Nervous Democrats keep trying to downplay Al Gore's remarks, and some conservatives seem inexplicably ready to join them. On CNN, for example, Tucker Carlson of the Weekly Standard referred to the "inconsequential" Gore controversy as a "tiny boutique issue."
On the campaign trail, Texas Gov. George W. Bush called himself "a don't ask, don't tell man," without explaining what that means. And Sen. John McCain, Arizona Republican, who says he opposes open homosexuality in the military, would nevertheless retain contrary Clinton regulations that could be repealed with a stroke of the pen.
The Republican National Committee produced a quick television spot that criticizes the vice president's comments, but does not explain why retired Army Gen. Colin Powell would not measure up to Mr. Gore's litmus test. The unique culture of the military, which is incompatible with homosexual demands, needs to be defended with confidence and conviction, not timid commercials.

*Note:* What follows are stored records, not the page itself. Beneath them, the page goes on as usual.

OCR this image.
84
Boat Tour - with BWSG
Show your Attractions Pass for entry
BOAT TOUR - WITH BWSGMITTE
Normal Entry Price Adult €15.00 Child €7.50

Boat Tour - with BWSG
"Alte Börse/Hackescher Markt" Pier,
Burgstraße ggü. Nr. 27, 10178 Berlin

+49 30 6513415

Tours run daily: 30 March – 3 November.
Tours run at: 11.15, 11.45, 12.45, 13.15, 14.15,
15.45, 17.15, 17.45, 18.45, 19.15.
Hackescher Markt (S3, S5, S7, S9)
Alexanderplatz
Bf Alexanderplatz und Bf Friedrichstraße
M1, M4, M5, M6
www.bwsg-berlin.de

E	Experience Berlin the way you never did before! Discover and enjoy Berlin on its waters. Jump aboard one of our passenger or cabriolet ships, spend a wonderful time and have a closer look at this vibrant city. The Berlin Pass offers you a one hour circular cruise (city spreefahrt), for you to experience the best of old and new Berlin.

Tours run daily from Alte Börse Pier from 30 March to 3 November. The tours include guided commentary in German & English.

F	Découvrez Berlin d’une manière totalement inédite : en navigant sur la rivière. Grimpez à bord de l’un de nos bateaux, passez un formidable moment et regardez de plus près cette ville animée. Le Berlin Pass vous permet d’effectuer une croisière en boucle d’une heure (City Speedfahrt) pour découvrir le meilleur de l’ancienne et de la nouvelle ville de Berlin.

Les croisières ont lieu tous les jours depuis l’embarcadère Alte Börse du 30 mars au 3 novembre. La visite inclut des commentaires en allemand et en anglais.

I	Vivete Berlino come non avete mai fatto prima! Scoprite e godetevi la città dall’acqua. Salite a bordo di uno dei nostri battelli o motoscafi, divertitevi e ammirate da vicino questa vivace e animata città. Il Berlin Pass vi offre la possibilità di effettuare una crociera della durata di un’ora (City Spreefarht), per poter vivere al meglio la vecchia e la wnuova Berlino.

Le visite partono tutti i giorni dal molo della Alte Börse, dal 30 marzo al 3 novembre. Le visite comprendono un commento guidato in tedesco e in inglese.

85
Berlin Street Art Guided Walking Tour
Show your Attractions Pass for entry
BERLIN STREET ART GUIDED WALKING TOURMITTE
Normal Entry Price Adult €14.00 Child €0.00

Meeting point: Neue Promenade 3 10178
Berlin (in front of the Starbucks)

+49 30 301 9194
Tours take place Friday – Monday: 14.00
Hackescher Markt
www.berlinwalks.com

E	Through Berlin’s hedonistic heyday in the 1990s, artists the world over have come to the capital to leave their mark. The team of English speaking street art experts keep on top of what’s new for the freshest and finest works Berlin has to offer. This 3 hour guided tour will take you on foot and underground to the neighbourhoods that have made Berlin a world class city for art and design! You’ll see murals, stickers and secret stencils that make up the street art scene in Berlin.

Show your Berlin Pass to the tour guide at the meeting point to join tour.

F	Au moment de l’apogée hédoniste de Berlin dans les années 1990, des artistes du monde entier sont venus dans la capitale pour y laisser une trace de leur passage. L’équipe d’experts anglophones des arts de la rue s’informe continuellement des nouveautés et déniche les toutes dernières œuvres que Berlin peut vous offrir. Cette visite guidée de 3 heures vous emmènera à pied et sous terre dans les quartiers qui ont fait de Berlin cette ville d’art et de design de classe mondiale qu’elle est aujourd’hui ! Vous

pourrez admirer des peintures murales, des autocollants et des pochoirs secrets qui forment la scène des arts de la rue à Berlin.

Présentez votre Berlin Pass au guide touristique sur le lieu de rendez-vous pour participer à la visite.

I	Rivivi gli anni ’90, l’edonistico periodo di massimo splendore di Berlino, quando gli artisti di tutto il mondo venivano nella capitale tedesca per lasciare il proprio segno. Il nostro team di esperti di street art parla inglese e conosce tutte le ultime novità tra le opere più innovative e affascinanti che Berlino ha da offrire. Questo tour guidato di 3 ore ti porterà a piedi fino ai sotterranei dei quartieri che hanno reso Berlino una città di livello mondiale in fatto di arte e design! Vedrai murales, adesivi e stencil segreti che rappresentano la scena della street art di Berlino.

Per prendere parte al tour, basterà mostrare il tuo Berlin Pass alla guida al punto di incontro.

Presidential and congressional candidates, regardless of party, should pledge support for the constitutionally sound exclusion law, which was passed by Congress in 1993 with a veto-proof, bipartisan majority. To lessen confusion and improve enforcement, the next defense secretary should be instructed, as authorized under current law, to restore "the question" about homosexuality that used to appear on military induction forms.
The next president should also scrap Bill Clinton's convoluted "don't ask, don't tell" regulations, which are inconsistent with the statute. Then the president and Congress should concentrate on restoring the strength, morale and readiness of the volunteer force.
Election campaigns are supposed to clarify matters of important public policy, instead of confusing them. Can't the political "experts" recognize a true national defense issue when they see one?

Elaine Donnelly is president of the Center for Military Readiness, an independent organization that specializes in military personnel issues.